マンション経営 自販機設置で消費税還付
・会計検査院はさきごろ、マンション経営で租税回避を行う手法が横行しているとして、実態を調査するよう財務省に要請しました。その内容は、決算検査報告書に盛り込まれる予定です。
・この手法とは、賃貸マンションやアパートを建設した際に、合わせて自動販売機を設置して消費税の還付を受けるというやり方です。
・消費税には多重課税を避けるために仕入控除という仕組みが採られていて、事業者は売上にかかる消費税から、仕入にかかった消費税を控除した金額を国に納めます。逆に仕入にかかった消費税の方が多ければ、税金は還付されます。

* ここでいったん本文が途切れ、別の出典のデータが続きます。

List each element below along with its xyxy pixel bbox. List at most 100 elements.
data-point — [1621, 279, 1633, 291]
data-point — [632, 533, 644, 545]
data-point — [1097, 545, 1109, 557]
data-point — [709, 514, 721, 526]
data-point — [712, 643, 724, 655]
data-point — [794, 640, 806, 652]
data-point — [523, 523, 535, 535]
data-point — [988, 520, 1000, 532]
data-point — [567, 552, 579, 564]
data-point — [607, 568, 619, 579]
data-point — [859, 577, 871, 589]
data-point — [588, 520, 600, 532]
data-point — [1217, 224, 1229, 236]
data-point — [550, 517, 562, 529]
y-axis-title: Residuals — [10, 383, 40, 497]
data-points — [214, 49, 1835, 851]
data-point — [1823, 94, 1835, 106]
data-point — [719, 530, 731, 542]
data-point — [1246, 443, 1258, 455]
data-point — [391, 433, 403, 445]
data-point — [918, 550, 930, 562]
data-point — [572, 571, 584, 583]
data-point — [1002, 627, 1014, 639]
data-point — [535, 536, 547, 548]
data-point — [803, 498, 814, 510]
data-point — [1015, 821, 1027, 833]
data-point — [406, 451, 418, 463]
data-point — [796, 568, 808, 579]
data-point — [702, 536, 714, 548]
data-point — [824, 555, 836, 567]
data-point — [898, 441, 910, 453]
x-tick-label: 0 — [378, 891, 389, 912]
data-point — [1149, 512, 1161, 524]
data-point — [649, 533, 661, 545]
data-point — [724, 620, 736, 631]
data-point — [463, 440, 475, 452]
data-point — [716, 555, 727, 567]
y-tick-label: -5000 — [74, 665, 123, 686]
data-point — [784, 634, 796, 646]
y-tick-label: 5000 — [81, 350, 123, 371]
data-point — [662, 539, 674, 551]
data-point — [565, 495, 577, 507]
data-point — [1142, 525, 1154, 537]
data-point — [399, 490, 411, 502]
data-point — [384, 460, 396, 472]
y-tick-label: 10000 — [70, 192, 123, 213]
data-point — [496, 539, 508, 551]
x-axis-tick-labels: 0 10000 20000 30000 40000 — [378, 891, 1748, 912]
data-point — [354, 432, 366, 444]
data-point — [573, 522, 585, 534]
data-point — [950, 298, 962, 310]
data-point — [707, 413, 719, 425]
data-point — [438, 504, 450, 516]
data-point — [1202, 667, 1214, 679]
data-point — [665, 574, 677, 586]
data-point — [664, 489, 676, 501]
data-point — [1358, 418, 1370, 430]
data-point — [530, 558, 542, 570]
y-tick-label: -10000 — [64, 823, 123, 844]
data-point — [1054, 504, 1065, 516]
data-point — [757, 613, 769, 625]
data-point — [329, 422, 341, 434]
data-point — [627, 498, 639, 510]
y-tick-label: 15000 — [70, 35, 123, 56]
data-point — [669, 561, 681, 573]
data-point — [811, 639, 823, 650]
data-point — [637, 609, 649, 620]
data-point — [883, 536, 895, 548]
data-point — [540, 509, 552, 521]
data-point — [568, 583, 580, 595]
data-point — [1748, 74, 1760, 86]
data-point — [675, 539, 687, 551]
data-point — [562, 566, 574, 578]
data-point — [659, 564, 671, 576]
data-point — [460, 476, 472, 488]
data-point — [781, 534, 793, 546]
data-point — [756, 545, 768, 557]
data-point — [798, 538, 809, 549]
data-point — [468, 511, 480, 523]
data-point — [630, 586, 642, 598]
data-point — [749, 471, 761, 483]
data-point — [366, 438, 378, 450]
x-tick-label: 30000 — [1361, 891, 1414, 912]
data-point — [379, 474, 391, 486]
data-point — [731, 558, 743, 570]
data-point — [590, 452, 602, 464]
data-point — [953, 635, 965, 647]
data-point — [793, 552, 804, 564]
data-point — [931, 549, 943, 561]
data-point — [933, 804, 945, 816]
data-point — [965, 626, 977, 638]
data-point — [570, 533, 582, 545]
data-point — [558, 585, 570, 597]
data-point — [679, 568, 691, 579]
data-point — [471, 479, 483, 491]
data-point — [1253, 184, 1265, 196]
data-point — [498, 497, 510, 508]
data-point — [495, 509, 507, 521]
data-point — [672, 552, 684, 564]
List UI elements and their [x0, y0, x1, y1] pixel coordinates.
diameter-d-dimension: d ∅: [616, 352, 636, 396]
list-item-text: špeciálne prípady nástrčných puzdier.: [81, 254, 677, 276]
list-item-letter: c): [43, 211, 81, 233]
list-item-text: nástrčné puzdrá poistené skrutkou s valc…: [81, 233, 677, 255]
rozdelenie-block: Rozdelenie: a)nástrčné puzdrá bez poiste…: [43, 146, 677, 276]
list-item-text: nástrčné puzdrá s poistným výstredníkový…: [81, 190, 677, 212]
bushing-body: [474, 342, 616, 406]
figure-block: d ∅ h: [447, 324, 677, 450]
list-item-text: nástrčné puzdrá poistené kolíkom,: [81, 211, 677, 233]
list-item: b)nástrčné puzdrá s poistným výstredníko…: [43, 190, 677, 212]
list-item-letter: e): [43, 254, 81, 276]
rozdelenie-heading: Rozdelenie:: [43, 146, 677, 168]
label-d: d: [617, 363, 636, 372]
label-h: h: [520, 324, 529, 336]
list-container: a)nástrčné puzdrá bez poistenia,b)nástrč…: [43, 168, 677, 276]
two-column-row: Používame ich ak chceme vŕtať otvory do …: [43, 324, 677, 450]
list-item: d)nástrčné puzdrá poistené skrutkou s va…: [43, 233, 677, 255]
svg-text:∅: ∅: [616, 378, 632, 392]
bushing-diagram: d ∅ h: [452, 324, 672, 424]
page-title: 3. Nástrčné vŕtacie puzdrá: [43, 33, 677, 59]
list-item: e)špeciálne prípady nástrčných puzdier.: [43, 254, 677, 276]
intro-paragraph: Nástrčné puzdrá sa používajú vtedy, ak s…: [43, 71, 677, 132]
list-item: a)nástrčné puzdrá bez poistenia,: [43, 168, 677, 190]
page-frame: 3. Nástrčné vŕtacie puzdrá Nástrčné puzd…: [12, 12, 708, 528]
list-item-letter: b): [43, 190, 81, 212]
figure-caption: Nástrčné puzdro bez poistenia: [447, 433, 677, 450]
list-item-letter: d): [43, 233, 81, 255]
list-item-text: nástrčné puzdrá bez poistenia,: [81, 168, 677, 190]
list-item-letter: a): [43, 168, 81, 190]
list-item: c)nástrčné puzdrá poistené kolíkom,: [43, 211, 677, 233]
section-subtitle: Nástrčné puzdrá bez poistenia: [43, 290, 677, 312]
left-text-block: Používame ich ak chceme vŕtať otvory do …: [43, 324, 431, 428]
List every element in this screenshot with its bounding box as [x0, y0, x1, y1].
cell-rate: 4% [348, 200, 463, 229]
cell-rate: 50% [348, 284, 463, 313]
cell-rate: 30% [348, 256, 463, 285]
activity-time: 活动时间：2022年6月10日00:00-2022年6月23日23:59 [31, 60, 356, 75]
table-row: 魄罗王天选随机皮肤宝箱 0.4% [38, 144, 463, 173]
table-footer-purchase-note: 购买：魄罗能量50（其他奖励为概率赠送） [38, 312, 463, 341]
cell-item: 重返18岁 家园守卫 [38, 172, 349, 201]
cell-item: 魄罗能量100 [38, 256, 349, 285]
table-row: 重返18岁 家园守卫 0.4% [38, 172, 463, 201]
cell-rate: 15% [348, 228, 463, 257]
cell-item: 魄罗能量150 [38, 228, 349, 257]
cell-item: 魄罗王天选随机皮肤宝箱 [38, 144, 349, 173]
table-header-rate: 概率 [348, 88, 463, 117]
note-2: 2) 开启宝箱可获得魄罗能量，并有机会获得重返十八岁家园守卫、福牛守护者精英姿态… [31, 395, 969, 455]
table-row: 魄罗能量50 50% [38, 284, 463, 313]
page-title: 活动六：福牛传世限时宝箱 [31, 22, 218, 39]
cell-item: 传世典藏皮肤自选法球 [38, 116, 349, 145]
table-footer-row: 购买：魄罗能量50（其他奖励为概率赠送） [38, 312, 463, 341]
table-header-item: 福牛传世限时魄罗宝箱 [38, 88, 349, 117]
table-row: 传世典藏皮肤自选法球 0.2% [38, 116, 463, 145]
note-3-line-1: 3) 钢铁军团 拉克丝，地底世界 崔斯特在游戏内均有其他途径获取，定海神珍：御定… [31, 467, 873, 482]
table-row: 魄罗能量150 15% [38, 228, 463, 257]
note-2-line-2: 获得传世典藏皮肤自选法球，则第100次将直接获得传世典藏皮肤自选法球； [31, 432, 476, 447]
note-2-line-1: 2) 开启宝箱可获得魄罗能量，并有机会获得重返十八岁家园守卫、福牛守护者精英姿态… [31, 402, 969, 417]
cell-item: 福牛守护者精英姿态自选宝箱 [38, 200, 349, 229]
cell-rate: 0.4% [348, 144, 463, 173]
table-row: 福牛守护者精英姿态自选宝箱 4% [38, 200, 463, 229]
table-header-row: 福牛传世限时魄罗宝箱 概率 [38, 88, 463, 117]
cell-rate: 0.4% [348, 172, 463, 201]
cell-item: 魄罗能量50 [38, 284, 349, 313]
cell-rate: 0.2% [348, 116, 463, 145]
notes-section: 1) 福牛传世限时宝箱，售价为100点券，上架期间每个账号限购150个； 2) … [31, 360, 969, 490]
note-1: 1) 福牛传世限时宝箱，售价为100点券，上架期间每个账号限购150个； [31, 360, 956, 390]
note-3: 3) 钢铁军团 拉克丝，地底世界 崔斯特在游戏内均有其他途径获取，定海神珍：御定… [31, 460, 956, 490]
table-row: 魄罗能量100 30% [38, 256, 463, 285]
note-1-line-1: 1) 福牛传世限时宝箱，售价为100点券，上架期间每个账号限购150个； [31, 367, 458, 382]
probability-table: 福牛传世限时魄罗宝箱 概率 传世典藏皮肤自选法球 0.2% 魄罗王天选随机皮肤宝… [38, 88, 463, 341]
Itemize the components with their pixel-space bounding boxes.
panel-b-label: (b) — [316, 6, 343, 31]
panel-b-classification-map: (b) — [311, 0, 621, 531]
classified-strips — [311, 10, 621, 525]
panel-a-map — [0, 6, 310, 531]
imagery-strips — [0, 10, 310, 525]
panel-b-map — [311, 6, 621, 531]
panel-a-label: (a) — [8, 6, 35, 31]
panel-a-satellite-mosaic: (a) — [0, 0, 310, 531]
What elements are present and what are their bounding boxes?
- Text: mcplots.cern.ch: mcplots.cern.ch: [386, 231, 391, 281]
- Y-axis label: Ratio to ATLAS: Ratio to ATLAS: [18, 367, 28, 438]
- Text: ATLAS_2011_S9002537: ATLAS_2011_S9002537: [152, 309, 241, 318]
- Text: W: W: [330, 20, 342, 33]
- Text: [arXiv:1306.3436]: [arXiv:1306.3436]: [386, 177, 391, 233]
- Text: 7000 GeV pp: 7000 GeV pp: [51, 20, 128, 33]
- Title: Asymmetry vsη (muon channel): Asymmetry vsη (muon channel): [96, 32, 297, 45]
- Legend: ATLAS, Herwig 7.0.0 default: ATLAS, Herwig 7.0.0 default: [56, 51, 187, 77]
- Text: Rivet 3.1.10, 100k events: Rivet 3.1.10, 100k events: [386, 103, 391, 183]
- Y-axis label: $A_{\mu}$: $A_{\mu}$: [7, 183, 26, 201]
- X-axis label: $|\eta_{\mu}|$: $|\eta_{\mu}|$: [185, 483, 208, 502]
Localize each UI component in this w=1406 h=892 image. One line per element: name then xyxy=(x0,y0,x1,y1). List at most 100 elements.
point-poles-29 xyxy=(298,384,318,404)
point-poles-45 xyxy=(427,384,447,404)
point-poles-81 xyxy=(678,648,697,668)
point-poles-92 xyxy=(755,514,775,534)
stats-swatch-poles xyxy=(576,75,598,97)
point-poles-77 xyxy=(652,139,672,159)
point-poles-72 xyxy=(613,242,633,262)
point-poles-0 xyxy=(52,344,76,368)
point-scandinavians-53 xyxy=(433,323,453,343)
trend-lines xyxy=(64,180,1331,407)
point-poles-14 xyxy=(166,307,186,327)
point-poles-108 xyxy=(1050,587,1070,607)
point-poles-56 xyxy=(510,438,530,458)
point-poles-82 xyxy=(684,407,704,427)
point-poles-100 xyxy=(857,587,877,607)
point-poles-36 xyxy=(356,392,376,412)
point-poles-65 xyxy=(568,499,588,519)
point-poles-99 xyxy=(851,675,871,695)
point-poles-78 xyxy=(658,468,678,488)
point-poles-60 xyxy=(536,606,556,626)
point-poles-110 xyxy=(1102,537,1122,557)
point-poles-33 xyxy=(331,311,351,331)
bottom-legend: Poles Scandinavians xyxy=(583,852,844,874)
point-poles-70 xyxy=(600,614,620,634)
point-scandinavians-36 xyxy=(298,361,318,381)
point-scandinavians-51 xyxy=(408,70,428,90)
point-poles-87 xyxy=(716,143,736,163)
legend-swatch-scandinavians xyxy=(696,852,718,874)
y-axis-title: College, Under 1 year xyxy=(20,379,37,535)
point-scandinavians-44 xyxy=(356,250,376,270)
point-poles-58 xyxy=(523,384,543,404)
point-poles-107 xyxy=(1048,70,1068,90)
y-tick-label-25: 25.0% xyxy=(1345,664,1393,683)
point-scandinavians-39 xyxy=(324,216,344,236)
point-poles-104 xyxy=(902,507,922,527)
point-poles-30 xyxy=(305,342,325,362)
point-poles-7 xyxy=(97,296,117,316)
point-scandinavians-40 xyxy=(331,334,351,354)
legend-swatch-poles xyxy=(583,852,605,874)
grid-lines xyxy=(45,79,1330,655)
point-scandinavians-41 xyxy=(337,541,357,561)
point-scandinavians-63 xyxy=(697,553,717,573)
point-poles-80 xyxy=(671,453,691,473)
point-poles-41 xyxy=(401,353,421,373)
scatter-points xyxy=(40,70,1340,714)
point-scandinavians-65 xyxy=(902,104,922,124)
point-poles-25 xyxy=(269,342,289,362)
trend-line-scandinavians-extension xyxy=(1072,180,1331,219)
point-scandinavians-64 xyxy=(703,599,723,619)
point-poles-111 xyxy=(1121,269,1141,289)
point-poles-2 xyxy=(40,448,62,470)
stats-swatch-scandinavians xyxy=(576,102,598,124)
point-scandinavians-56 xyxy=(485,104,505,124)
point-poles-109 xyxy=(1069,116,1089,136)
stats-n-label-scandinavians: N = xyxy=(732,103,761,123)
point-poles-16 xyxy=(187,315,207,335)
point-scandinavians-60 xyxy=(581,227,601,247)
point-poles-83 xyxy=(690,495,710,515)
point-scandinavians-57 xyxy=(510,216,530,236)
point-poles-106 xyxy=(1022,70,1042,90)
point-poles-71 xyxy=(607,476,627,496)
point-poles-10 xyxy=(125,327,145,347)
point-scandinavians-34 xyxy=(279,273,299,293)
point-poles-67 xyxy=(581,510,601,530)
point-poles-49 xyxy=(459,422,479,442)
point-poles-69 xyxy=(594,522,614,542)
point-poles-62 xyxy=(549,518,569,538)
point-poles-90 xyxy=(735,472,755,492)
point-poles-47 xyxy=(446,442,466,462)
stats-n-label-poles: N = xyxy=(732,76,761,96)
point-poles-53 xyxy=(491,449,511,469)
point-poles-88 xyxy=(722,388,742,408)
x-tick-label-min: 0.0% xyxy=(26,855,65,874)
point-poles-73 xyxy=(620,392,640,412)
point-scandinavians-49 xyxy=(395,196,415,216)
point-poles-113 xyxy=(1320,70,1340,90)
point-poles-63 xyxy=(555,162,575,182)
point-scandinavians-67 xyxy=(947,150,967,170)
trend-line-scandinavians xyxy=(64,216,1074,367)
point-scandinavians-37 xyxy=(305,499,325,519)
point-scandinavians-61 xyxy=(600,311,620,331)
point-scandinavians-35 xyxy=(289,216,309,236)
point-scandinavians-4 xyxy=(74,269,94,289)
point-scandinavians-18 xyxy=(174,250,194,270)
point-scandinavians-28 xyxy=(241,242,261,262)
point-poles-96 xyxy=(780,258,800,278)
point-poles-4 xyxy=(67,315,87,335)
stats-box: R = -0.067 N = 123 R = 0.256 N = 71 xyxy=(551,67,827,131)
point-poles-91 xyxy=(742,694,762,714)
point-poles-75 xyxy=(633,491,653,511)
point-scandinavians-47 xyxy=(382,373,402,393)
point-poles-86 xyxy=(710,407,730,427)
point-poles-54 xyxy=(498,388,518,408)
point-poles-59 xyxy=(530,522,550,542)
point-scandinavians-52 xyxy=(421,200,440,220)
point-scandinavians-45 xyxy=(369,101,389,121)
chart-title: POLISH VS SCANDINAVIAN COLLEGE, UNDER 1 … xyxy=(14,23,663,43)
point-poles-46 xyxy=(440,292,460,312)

・しかし、住居用賃貸物件の賃料は非課税で、計算の元になる売上消費税がないため消費税の還付申告はできません。
・ところが、実は自販機を設置するだけで「合法的に還付を受けられる」方法があるのです。
・これは、消費税の仕入税額控除の「95%ルール」を使ったもの。95%ルールとは、仕入税額控除の計算上、課税売上割合が全売上の95%以上あれば、事業にかかる仕入消費税額の全額を控除できるという制度のことです。
・たとえば、初年度の賃料売上をゼロにして、自販機売上だけにすれば、自動的に課税割合は100%となります(ほかに事業を行っていない場合)。この場合95%ルールによれば、「賃貸経営の仕入消費税(実際はゼロ)+自販機の売上消費税」から「賃貸経営の仕入消費税+自販機の仕入消費税」を差引くことができます。
・これはいわば法律のすき間をついた手口で、これまで国はその存在を認知しつつも法改正の動きはなく、具体的な対策は先送りされてきました。
・規制を行うとなると、①個別対応方式の税額計算を義務化②仕入額控除の税額調整を免税業者にも適用などが考えられますが、いずれも一長一短。
・今後の動向に注目が必要です。